Eating your feelings this holiday season?

cheese puffs, orange colour

For many of us, the holiday season can be a stressful one. Many demands, many responsibilities, many parties. There is so much good cheer going around, and so much food. This can be a tough season to navigate when we are trying to honour our bodies, and ourselves.

The tougher part is that most of us haven’t been taught how to adequately rest, stop, and decompress. We’re often taught to go outside ourselves for soothing our complicated feelings, and some of these external behaviours can be positive. Exercise, yoga, deep breathing, calling a friend, walking the dog, journaling… these are all good coping mechanisms.

But in reality, at work or in the middle of a shopping mall, when you are feeling tired and overwhelmed from holiday demands, under pressure to get everything finished before the holidays begin… perhaps that box of chocolates is calling. You know in the short-​term that sugar rush will make you feel awesome, but in the long-​term eating half a box will make you feel sick, and doesn’t always deal with how you are feeling anyway. So, what do you do?

If you prefer to watch a video, watch me talk about this topic!

Step 1: Acknowledge

Be aware that you might be eating because you are feeling unsettled. That could be a small unsettled as in “I’m tired” or a larger unsettled “This is a hard time of year because I’m missing loved ones who are far away, or no longer with me”. Whatever the reason, starting the awareness is important.

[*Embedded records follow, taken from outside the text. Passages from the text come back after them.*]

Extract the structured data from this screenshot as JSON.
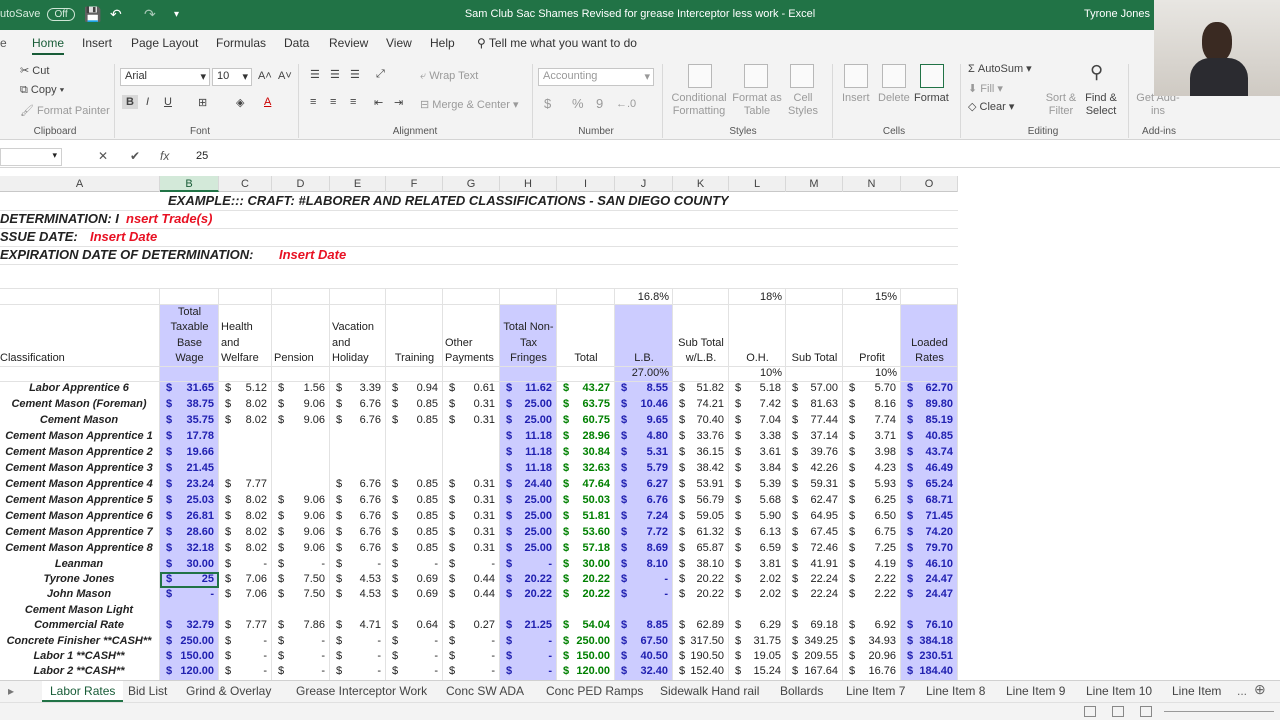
{
  "titlebar": {
    "autosave_label": "utoSave",
    "autosave_state": "Off",
    "document_title": "Sam Club Sac Shames Revised for grease Interceptor less work  -  Excel",
    "user_name": "Tyrone Jones",
    "icons": [
      "save-icon",
      "undo-icon",
      "redo-icon",
      "customize-icon"
    ]
  },
  "ribbon_tabs": [
    "Home",
    "Insert",
    "Page Layout",
    "Formulas",
    "Data",
    "Review",
    "View",
    "Help"
  ],
  "tell_me": "Tell me what you want to do",
  "ribbon": {
    "clipboard": {
      "cut": "Cut",
      "copy": "Copy",
      "format_painter": "Format Painter",
      "group": "Clipboard"
    },
    "font": {
      "name": "Arial",
      "size": "10",
      "bold": "B",
      "italic": "I",
      "underline": "U",
      "group": "Font"
    },
    "alignment": {
      "wrap": "Wrap Text",
      "merge": "Merge & Center",
      "group": "Alignment"
    },
    "number": {
      "format": "Accounting",
      "currency": "$",
      "percent": "%",
      "comma": "9",
      "group": "Number"
    },
    "styles": {
      "conditional": "Conditional Formatting",
      "format_table": "Format as Table",
      "cell_styles": "Cell Styles",
      "group": "Styles"
    },
    "cells": {
      "insert": "Insert",
      "delete": "Delete",
      "format": "Format",
      "group": "Cells"
    },
    "editing": {
      "autosum": "AutoSum",
      "fill": "Fill",
      "clear": "Clear",
      "sort": "Sort & Filter",
      "find": "Find & Select",
      "group": "Editing"
    },
    "addins": {
      "get": "Get Add-ins",
      "group": "Add-ins"
    }
  },
  "formula_bar": {
    "value": "25",
    "cancel": "✕",
    "enter": "✔",
    "fx": "fx"
  },
  "columns": [
    "A",
    "B",
    "C",
    "D",
    "E",
    "F",
    "G",
    "H",
    "I",
    "J",
    "K",
    "L",
    "M",
    "N",
    "O"
  ],
  "selected_column": "B",
  "header": {
    "line1": "EXAMPLE:::  CRAFT: #LABORER AND RELATED CLASSIFICATIONS - SAN DIEGO COUNTY",
    "det_label": "DETERMINATION: I",
    "det_value": "nsert Trade(s)",
    "issue_label": "SSUE DATE:",
    "issue_value": "Insert Date",
    "exp_label": "EXPIRATION DATE OF DETERMINATION:",
    "exp_value": "Insert Date"
  },
  "percents": {
    "lb": "16.8%",
    "oh": "18%",
    "profit": "15%",
    "lb2": "27.00%",
    "oh2": "10%",
    "profit2": "10%"
  },
  "column_headings": {
    "classification": "Classification",
    "b": [
      "Total",
      "Taxable",
      "Base",
      "Wage"
    ],
    "c": [
      "Health",
      "and",
      "Welfare"
    ],
    "d": [
      "Pension"
    ],
    "e": [
      "Vacation",
      "and",
      "Holiday"
    ],
    "f": [
      "Training"
    ],
    "g": [
      "Other",
      "Payments"
    ],
    "h": [
      "Total Non-",
      "Tax",
      "Fringes"
    ],
    "i": [
      "Total"
    ],
    "j": [
      "L.B."
    ],
    "k": [
      "Sub Total",
      "w/L.B."
    ],
    "l": [
      "O.H."
    ],
    "m": [
      "Sub Total"
    ],
    "n": [
      "Profit"
    ],
    "o": [
      "Loaded",
      "Rates"
    ]
  },
  "rows": [
    {
      "name": "Labor Apprentice 6",
      "b": "31.65",
      "c": "5.12",
      "d": "1.56",
      "e": "3.39",
      "f": "0.94",
      "g": "0.61",
      "h": "11.62",
      "i": "43.27",
      "j": "8.55",
      "k": "51.82",
      "l": "5.18",
      "m": "57.00",
      "n": "5.70",
      "o": "62.70"
    },
    {
      "name": "Cement Mason (Foreman)",
      "b": "38.75",
      "c": "8.02",
      "d": "9.06",
      "e": "6.76",
      "f": "0.85",
      "g": "0.31",
      "h": "25.00",
      "i": "63.75",
      "j": "10.46",
      "k": "74.21",
      "l": "7.42",
      "m": "81.63",
      "n": "8.16",
      "o": "89.80"
    },
    {
      "name": "Cement Mason",
      "b": "35.75",
      "c": "8.02",
      "d": "9.06",
      "e": "6.76",
      "f": "0.85",
      "g": "0.31",
      "h": "25.00",
      "i": "60.75",
      "j": "9.65",
      "k": "70.40",
      "l": "7.04",
      "m": "77.44",
      "n": "7.74",
      "o": "85.19"
    },
    {
      "name": "Cement Mason Apprentice 1",
      "b": "17.78",
      "c": "",
      "d": "",
      "e": "",
      "f": "",
      "g": "",
      "h": "11.18",
      "i": "28.96",
      "j": "4.80",
      "k": "33.76",
      "l": "3.38",
      "m": "37.14",
      "n": "3.71",
      "o": "40.85"
    },
    {
      "name": "Cement Mason Apprentice 2",
      "b": "19.66",
      "c": "",
      "d": "",
      "e": "",
      "f": "",
      "g": "",
      "h": "11.18",
      "i": "30.84",
      "j": "5.31",
      "k": "36.15",
      "l": "3.61",
      "m": "39.76",
      "n": "3.98",
      "o": "43.74"
    },
    {
      "name": "Cement Mason Apprentice 3",
      "b": "21.45",
      "c": "",
      "d": "",
      "e": "",
      "f": "",
      "g": "",
      "h": "11.18",
      "i": "32.63",
      "j": "5.79",
      "k": "38.42",
      "l": "3.84",
      "m": "42.26",
      "n": "4.23",
      "o": "46.49"
    },
    {
      "name": "Cement Mason Apprentice 4",
      "b": "23.24",
      "c": "7.77",
      "d": "",
      "e": "6.76",
      "f": "0.85",
      "g": "0.31",
      "h": "24.40",
      "i": "47.64",
      "j": "6.27",
      "k": "53.91",
      "l": "5.39",
      "m": "59.31",
      "n": "5.93",
      "o": "65.24"
    },
    {
      "name": "Cement Mason Apprentice 5",
      "b": "25.03",
      "c": "8.02",
      "d": "9.06",
      "e": "6.76",
      "f": "0.85",
      "g": "0.31",
      "h": "25.00",
      "i": "50.03",
      "j": "6.76",
      "k": "56.79",
      "l": "5.68",
      "m": "62.47",
      "n": "6.25",
      "o": "68.71"
    },
    {
      "name": "Cement Mason Apprentice 6",
      "b": "26.81",
      "c": "8.02",
      "d": "9.06",
      "e": "6.76",
      "f": "0.85",
      "g": "0.31",
      "h": "25.00",
      "i": "51.81",
      "j": "7.24",
      "k": "59.05",
      "l": "5.90",
      "m": "64.95",
      "n": "6.50",
      "o": "71.45"
    },
    {
      "name": "Cement Mason Apprentice 7",
      "b": "28.60",
      "c": "8.02",
      "d": "9.06",
      "e": "6.76",
      "f": "0.85",
      "g": "0.31",
      "h": "25.00",
      "i": "53.60",
      "j": "7.72",
      "k": "61.32",
      "l": "6.13",
      "m": "67.45",
      "n": "6.75",
      "o": "74.20"
    },
    {
      "name": "Cement Mason Apprentice 8",
      "b": "32.18",
      "c": "8.02",
      "d": "9.06",
      "e": "6.76",
      "f": "0.85",
      "g": "0.31",
      "h": "25.00",
      "i": "57.18",
      "j": "8.69",
      "k": "65.87",
      "l": "6.59",
      "m": "72.46",
      "n": "7.25",
      "o": "79.70"
    },
    {
      "name": "Leanman",
      "b": "30.00",
      "c": "-",
      "d": "-",
      "e": "-",
      "f": "-",
      "g": "-",
      "h": "-",
      "i": "30.00",
      "j": "8.10",
      "k": "38.10",
      "l": "3.81",
      "m": "41.91",
      "n": "4.19",
      "o": "46.10"
    },
    {
      "name": "Tyrone Jones",
      "b": "25",
      "c": "7.06",
      "d": "7.50",
      "e": "4.53",
      "f": "0.69",
      "g": "0.44",
      "h": "20.22",
      "i": "20.22",
      "j": "-",
      "k": "20.22",
      "l": "2.02",
      "m": "22.24",
      "n": "2.22",
      "o": "24.47"
    },
    {
      "name": "John Mason",
      "b": "-",
      "c": "7.06",
      "d": "7.50",
      "e": "4.53",
      "f": "0.69",
      "g": "0.44",
      "h": "20.22",
      "i": "20.22",
      "j": "-",
      "k": "20.22",
      "l": "2.02",
      "m": "22.24",
      "n": "2.22",
      "o": "24.47"
    },
    {
      "name": "Cement Mason Light",
      "blank": true
    },
    {
      "name": "Commercial Rate",
      "b": "32.79",
      "c": "7.77",
      "d": "7.86",
      "e": "4.71",
      "f": "0.64",
      "g": "0.27",
      "h": "21.25",
      "i": "54.04",
      "j": "8.85",
      "k": "62.89",
      "l": "6.29",
      "m": "69.18",
      "n": "6.92",
      "o": "76.10"
    },
    {
      "name": "Concrete Finisher **CASH**",
      "b": "250.00",
      "c": "-",
      "d": "-",
      "e": "-",
      "f": "-",
      "g": "-",
      "h": "-",
      "i": "250.00",
      "j": "67.50",
      "k": "317.50",
      "l": "31.75",
      "m": "349.25",
      "n": "34.93",
      "o": "384.18"
    },
    {
      "name": "Labor 1 **CASH**",
      "b": "150.00",
      "c": "-",
      "d": "-",
      "e": "-",
      "f": "-",
      "g": "-",
      "h": "-",
      "i": "150.00",
      "j": "40.50",
      "k": "190.50",
      "l": "19.05",
      "m": "209.55",
      "n": "20.96",
      "o": "230.51"
    },
    {
      "name": "Labor 2 **CASH**",
      "b": "120.00",
      "c": "-",
      "d": "-",
      "e": "-",
      "f": "-",
      "g": "-",
      "h": "-",
      "i": "120.00",
      "j": "32.40",
      "k": "152.40",
      "l": "15.24",
      "m": "167.64",
      "n": "16.76",
      "o": "184.40"
    }
  ],
  "sheet_tabs": [
    "Labor Rates",
    "Bid List",
    "Grind & Overlay",
    "Grease Interceptor Work",
    "Conc SW ADA",
    "Conc PED Ramps",
    "Sidewalk Hand rail",
    "Bollards",
    "Line Item 7",
    "Line Item 8",
    "Line Item 9",
    "Line Item 10",
    "Line Item"
  ],
  "colors": {
    "excel_green": "#217346",
    "band_blue": "#ccccff",
    "red_text": "#e81123",
    "blue_text": "#2020b0",
    "green_text": "#008000"
  }
}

Step 2: Ask your body what it is holding for you

This is a neat exercise. Find a quiet corner in a mall, or in the car, or in the bathroom and close your eyes (hopefully not while driving). Breathe. Quiet your mind. Now, quietly ask your body “what’s up? What do you need?”

Hint: the body will deliver to your mind a very quiet, gentle, and simple directive. Common ones are:

  • Sit down
  • I’m thirsty
  • I want to leave
  • I need to sleep
  • I’m hungry
  • I’m sad

Step 3: Use this body awareness to act on your body’s needs

Try to honour what your body suggests. If it’s not possible immediately, find a time to do that in the next few hours. If you want to sit, sit! If you need a break, create one. Whatever feels safest is the thing to choose. Nothing that creates more stress.

Step 4: Have a prepared strategy for your vulnerable places

If you know now that you get anxious at your friend’s house and you tend to overeat at the food table, get a plate, fill it up with nourishing and comforting foods — don’t only choose one option — allow BOTH parts of yourself get what they need. Health and comfort.

Step 5: Pick some quiet moments to reframe your behaviour

If you eat double your typical calories, including foods you know are really only good in small doses, and you don’t exercise, you’re going to gain weight. It’s a simple equation really, energy in must be less than the energy out. Translation — it’s going to happen. Rather than beat yourself up or feel really restricted, accept that those behaviours will lead to unwanted outcomes, and get back on track when you’re back to your regular routine.

Step 6: Actively choose activities that bring you joy and gratitude

When you eat, thank your food and the person that prepared it, even if it was you. It sets up appreciation. Then find things in your day that you love to do! If you like to read, set aside even 5 minutes at bedtime. If you love Christmas movies, pick one everyone likes and spend time together. Building joy will help you to work with your anxiety and overwhelm and connect you to your loving self.

Step 7: Keep physically active

The holidays shift us out of our exercise routine, when it really would be just as nice to go for a walk with a friend or head to your kickboxing class anyway. Try to honour some movement even in small ways. An extra lap at the mall. Another walk with the dog. Running with your kids or grandkids at the park! I promise you’ll feel better.

Remember, you are not alone, and you are awesome. It’s just food, at the end of the day, and we can be grateful for that.